Le mostre sono fondamentali per fare conoscere i musei, per questo stiamo progettando due rassegne sulle donne di Casa d’Este: la prima sulla reggente Laura Martinozzi, nipote del Mazzarino, e i legami del nostro territorio con la Francia; la seconda su Matilde di Canossa e Isabella d’Este. Saranno rassegne diffuse tra Sassuolo e San Pietro. Ma prima, a maggio, presenteremo la raccolta Guandalini-Rajna Kabaivanska donata al museo, composta da 130 sculture seicentesche soprattutto in terracotta. Dopo l’estate arriverà il volume di Maria Maria Montecchi, Marco Zecchi e Nikola Bellucci sulle collezioni egizie degli Este. Ma lavoreremo anche sui 600 volumi provenienti dall’ex Monastero di San Pietro, sul bibliotecario estense Benedetto Bachini e sul grande scultore cinquecentesco Antonio Begarelli che operò anche qui e di cui abbiamo opere in Galleria. Stiamo anche ampliando il bookshop.

Italia Nostra è stata molto critica, nello scorso gennaio, sia sulla riforma Franceschini sia riguardo la sua nomina, sostenendo che, pur con un curriculum sostanzioso e diversificato, lei non proviene dal «mondo» degli storici dell’arte.

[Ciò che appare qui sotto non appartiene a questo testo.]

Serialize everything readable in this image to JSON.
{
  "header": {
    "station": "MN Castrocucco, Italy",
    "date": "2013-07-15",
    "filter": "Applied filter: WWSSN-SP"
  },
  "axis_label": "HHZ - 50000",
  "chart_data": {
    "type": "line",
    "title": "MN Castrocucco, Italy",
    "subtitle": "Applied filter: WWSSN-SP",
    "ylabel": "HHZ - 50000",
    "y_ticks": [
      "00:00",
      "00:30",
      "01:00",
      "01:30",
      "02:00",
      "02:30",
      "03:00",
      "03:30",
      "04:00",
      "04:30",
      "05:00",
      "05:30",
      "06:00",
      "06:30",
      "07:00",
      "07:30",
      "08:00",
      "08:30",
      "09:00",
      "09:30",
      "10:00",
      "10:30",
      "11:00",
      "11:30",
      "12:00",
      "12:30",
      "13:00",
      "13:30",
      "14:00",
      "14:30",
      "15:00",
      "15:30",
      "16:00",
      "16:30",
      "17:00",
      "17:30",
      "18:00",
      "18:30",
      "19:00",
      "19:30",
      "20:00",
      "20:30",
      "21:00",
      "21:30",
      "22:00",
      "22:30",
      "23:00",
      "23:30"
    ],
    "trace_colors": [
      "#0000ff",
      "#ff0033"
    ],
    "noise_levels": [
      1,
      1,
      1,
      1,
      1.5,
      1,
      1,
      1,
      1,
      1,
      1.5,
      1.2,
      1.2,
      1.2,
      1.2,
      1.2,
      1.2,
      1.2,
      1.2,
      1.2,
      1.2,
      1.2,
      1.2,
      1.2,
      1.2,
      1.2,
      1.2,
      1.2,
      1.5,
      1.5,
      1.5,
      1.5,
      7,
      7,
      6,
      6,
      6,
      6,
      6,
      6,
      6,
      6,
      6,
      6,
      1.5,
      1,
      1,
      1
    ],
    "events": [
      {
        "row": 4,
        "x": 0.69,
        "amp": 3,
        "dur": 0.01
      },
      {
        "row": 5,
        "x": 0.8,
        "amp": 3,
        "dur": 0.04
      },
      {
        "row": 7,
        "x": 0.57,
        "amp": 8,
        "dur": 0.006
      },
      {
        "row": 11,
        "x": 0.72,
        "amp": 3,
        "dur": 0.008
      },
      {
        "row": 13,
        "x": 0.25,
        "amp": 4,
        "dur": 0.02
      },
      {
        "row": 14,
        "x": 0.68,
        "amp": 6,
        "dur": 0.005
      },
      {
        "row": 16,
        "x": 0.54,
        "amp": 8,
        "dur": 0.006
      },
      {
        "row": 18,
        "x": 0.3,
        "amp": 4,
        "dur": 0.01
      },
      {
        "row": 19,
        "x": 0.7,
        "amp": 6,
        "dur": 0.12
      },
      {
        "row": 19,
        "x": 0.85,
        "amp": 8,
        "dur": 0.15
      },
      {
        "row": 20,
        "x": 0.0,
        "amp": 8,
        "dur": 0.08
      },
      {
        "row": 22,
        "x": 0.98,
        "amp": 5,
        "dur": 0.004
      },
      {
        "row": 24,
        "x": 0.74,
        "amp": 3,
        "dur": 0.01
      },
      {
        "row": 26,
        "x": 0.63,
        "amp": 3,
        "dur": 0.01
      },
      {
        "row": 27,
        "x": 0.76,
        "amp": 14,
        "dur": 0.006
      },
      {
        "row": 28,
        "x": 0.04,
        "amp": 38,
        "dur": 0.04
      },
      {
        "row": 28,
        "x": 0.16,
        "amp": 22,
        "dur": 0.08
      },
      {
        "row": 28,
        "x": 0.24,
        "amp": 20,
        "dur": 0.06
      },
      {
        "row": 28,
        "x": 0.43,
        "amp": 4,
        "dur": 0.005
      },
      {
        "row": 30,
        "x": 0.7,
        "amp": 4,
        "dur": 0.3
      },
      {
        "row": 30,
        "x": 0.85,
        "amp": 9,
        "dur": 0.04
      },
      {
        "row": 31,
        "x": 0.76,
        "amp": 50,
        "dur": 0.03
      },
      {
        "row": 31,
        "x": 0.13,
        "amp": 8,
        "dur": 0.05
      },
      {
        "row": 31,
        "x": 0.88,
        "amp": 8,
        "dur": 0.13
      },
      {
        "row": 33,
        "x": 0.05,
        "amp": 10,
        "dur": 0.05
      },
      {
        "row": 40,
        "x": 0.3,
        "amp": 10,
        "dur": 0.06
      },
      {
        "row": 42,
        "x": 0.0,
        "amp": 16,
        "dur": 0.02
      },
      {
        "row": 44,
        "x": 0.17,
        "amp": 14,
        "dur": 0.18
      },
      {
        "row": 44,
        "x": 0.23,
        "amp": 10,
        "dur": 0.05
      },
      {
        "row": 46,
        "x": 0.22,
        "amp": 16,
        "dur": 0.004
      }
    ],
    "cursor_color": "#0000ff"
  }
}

Che ne pensa?
Innanzitutto questo avveniva prima del mio arrivo a Modena. Da quando mi sono insediata ho incontrato più volte Italia Nostra e ho ascoltato con attenzione proposte e critiche. È un mondo a me familiare, i miei genitori erano repubblicani e frequentavano Elena Croce e ho il massimo rispetto per l’opinione di tutti, purché sia costruttiva. Voglio lavorare con ogni attore del territorio compresa Italia Nostra, non ho alcun pregiudizio e spero che non lo abbiano gli altri. Credo, però, che prima di esprimere una valutazione bisogna lasciar lavorare le persone. Ogni giorno mi rendo più conto del fatto che il mestiere di direttore di musei richiede innanzitutto duttilità e versatilità, volontà di imparare, capacità di far sentire tutti parte di un progetto comune. Inclusività, ascolto, rispetto e gentilezza sono essenziali. Più in generale, penso che il fatto di possedere un curriculum ampio e versatile, oltre che internazionale e «umanista», mi sia utile per questo lavoro. Come biografa guardo la storia, e dunque anche la storia dell’arte, più dal punto di vista dei protagonisti e meno da quello degli eventi.

Vittorio Sgarbi, da sottosegretario alla Cultura, aveva proposto di aggregare alle Gallerie la casa dall’abate Muratori, padre della storiografia moderna e bibliotecario di Casa d’Este a inizio ’700, nonché spazi del Palazzo Ducale di Modena, sede della celebre Accademia militare. Lei che cosa ne pensa?
Andiamo per gradi, c’è molto da fare. Certamente per quel che riguarda l’Accademia militare intensificheremo il rapporto perché occorre spiegare l’importanza del palazzo per la storia estense. Non dimentichiamo che nelle sale sono esposte molte opere delle Gallerie Estensi.

Non è una contraddizione che dovendo lavorare sugli Este il Ministero stacchi Modena da Ferrara, dopo l’unione voluta da Franceschini?
È vero, è in atto lo scorporo, ma la valorizzazione della Ferrara estense è stato ed è evidente. Al momento sto seguendo ovviamente anche la Pinacoteca, poi in futuro collaboreremo tra le due città.